A new study sheds light on this mystery by decoding how electric fields, surface properties, and charge dynamics intertwine to govern catalytic performance. The findings mark a significant step toward rationally designing catalysts that perform efficiently in a range of environments, paving the way for next-generation clean energy technologies.

Details were published in the Journal of Materials Chemistry A on 26 September 2025.

Traditional models have explained pH-dependent activity mainly through the computational hydrogen electrode (CHE) model and the Nernst equation. These frameworks linked shifts in activity to changes in potential and proton concentration. However, the new research shows that the reality is far more complex, involving a web of interfacial electric fields and molecular interactions that standard models cannot fully capture.

Recent advances in both experimental and computational methods have revealed that properties such as dipole moments, polarizability, and the potential of zero charge (PZC) play a critical role. These factors determine how molecules and ions interact with catalyst surfaces, directly influencing reaction rates and selectivity.

By bringing together insights from electrochemistry, physics, and computational modeling, the research highlights how these interfacial effects manifest across a wide array of reactions, including hydrogen evolution (HER), oxygen reduction (ORR), carbon dioxide reduction (CO₂RR), and nitrate reduction (NO₃RR). These are among the most important reactions for renewable energy conversion, fuel generation, and environmental remediation.

"Our work shows that pH effects are not just surface-level phenomena; they are governed by the electric field environment at the interface," said Hao Li, a professor from Tohoku University's Advanced Institute for Materials Research (WPI-AIMR) who led the study. "By understanding and modeling these fields, we can predict how catalysts behave under different pH conditions and ultimately design materials that are more efficient and sustainable."

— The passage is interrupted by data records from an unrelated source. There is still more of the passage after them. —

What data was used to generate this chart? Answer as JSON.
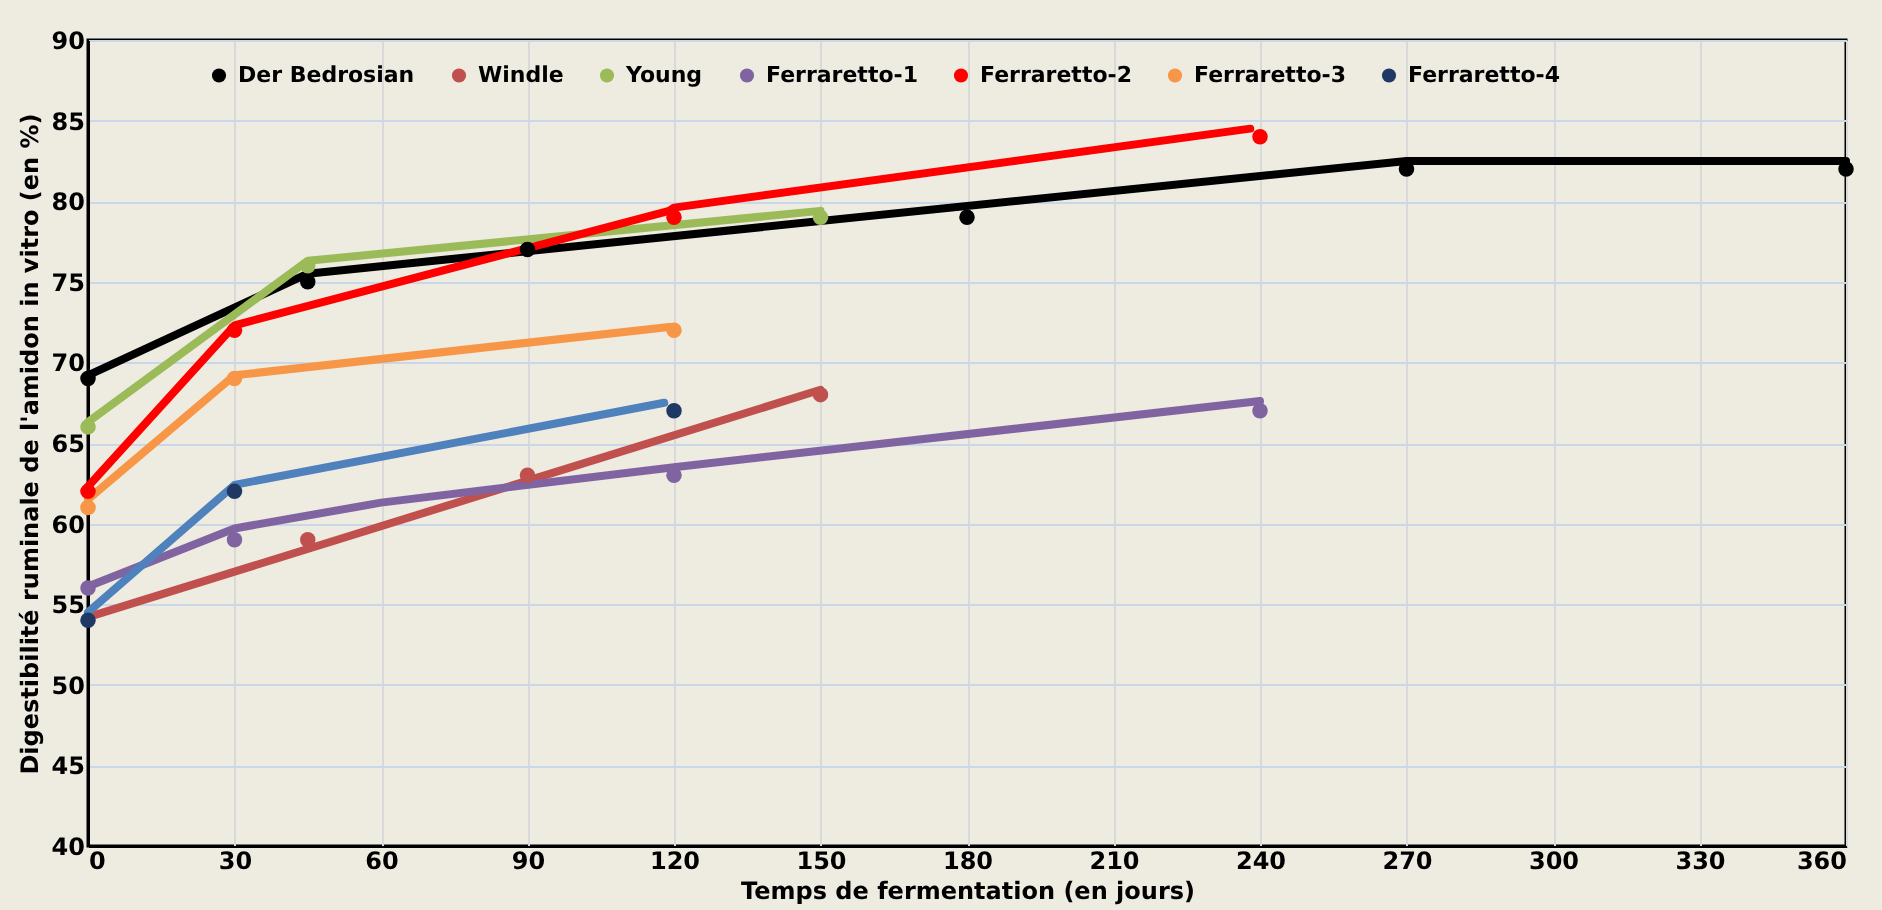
{
  "chart_data": {
    "type": "scatter",
    "xlabel": "Temps de fermentation (en jours)",
    "ylabel": "Digestibilité ruminale de l'amidon in vitro (en %)",
    "xlim": [
      0,
      360
    ],
    "xticks": [
      0,
      30,
      60,
      90,
      120,
      150,
      180,
      210,
      240,
      270,
      300,
      330,
      360
    ],
    "ylim": [
      40,
      90
    ],
    "yticks": [
      40,
      45,
      50,
      55,
      60,
      65,
      70,
      75,
      80,
      85,
      90
    ],
    "grid": true,
    "legend": "top",
    "marker": "circle",
    "series": [
      {
        "type": "line",
        "marker": "none",
        "color": "#000000",
        "x": [
          0,
          45,
          270,
          360
        ],
        "values": [
          69.2,
          75.5,
          82.5,
          82.5
        ]
      },
      {
        "type": "line",
        "marker": "none",
        "color": "#c0504d",
        "x": [
          0,
          150
        ],
        "values": [
          54.2,
          68.3
        ]
      },
      {
        "type": "line",
        "marker": "none",
        "color": "#9bbb59",
        "x": [
          0,
          45,
          150
        ],
        "values": [
          66.3,
          76.3,
          79.4
        ]
      },
      {
        "type": "line",
        "marker": "none",
        "color": "#8064a2",
        "x": [
          0,
          30,
          60,
          120,
          240
        ],
        "values": [
          56.1,
          59.7,
          61.3,
          63.5,
          67.6
        ]
      },
      {
        "type": "line",
        "marker": "none",
        "color": "#ff0000",
        "x": [
          0,
          30,
          119,
          120,
          238
        ],
        "values": [
          62.3,
          72.3,
          79.4,
          79.6,
          84.5
        ]
      },
      {
        "type": "line",
        "marker": "none",
        "color": "#f79646",
        "x": [
          0,
          30,
          119
        ],
        "values": [
          61.5,
          69.2,
          72.2
        ]
      },
      {
        "type": "line",
        "marker": "none",
        "color": "#4f81bd",
        "x": [
          0,
          30,
          118
        ],
        "values": [
          54.5,
          62.4,
          67.5
        ]
      },
      {
        "name": "Der Bedrosian",
        "color": "#000000",
        "x": [
          0,
          45,
          90,
          180,
          270,
          360
        ],
        "values": [
          69,
          75,
          77,
          79,
          82,
          82
        ]
      },
      {
        "name": "Windle",
        "color": "#c0504d",
        "x": [
          45,
          90,
          150
        ],
        "values": [
          59,
          63,
          68
        ]
      },
      {
        "name": "Young",
        "color": "#9bbb59",
        "x": [
          0,
          45,
          150
        ],
        "values": [
          66,
          76,
          79
        ]
      },
      {
        "name": "Ferraretto-1",
        "color": "#8064a2",
        "x": [
          0,
          30,
          120,
          240
        ],
        "values": [
          56,
          59,
          63,
          67
        ]
      },
      {
        "name": "Ferraretto-2",
        "color": "#ff0000",
        "x": [
          0,
          30,
          120,
          240
        ],
        "values": [
          62,
          72,
          79,
          84
        ]
      },
      {
        "name": "Ferraretto-3",
        "color": "#f79646",
        "x": [
          0,
          30,
          120
        ],
        "values": [
          61,
          69,
          72
        ]
      },
      {
        "name": "Ferraretto-4",
        "color": "#1f3864",
        "x": [
          0,
          30,
          120
        ],
        "values": [
          54,
          62,
          67
        ]
      }
    ]
  }
}
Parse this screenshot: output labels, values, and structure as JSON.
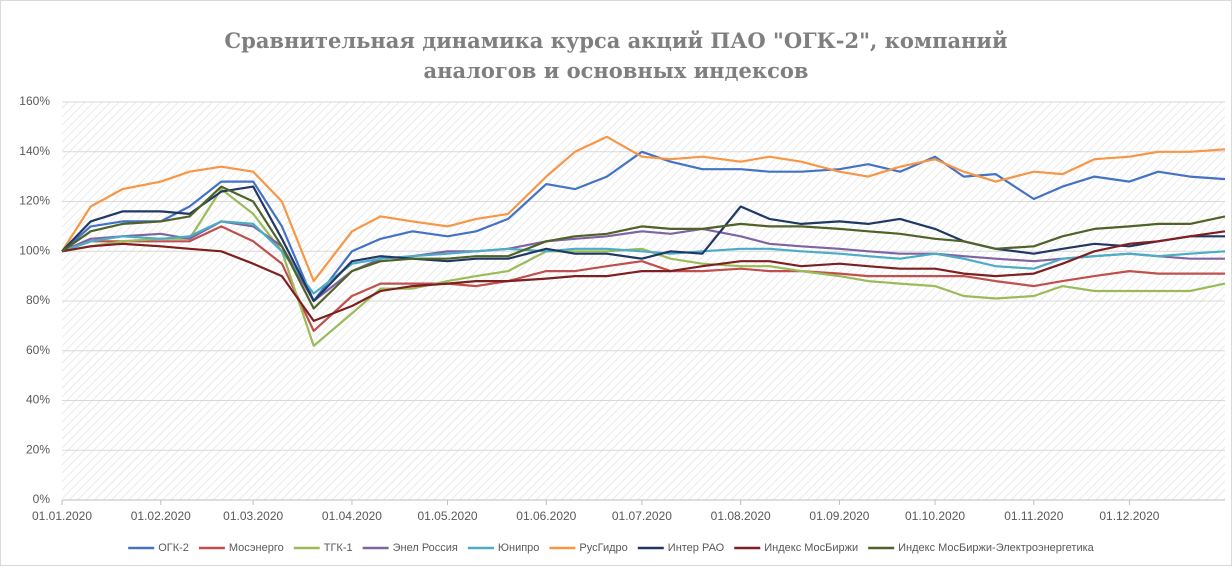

The study also introduces advanced theoretical frameworks that go beyond traditional thermodynamic descriptions. Notably, the reversible hydrogen electrode (RHE)-referenced Pourbaix diagram and the pH-dependent microkinetic volcano model provide a more accurate depiction of catalytic activity and stability across varying electrochemical conditions.

These new models offer scientists a powerful toolkit for predicting and optimizing catalyst behavior at the atomic scale. By integrating experimental data with computational simulations, researchers are now able to map how subtle changes in pH shift reaction pathways and determine overall efficiency.

Looking ahead, the research team plans to combine molecular dynamics with machine learning potentials to simulate reaction conditions in real time. This approach could unlock even deeper insights into how catalysts evolve during operation, further accelerating the design of high-performance materials for a sustainable energy future.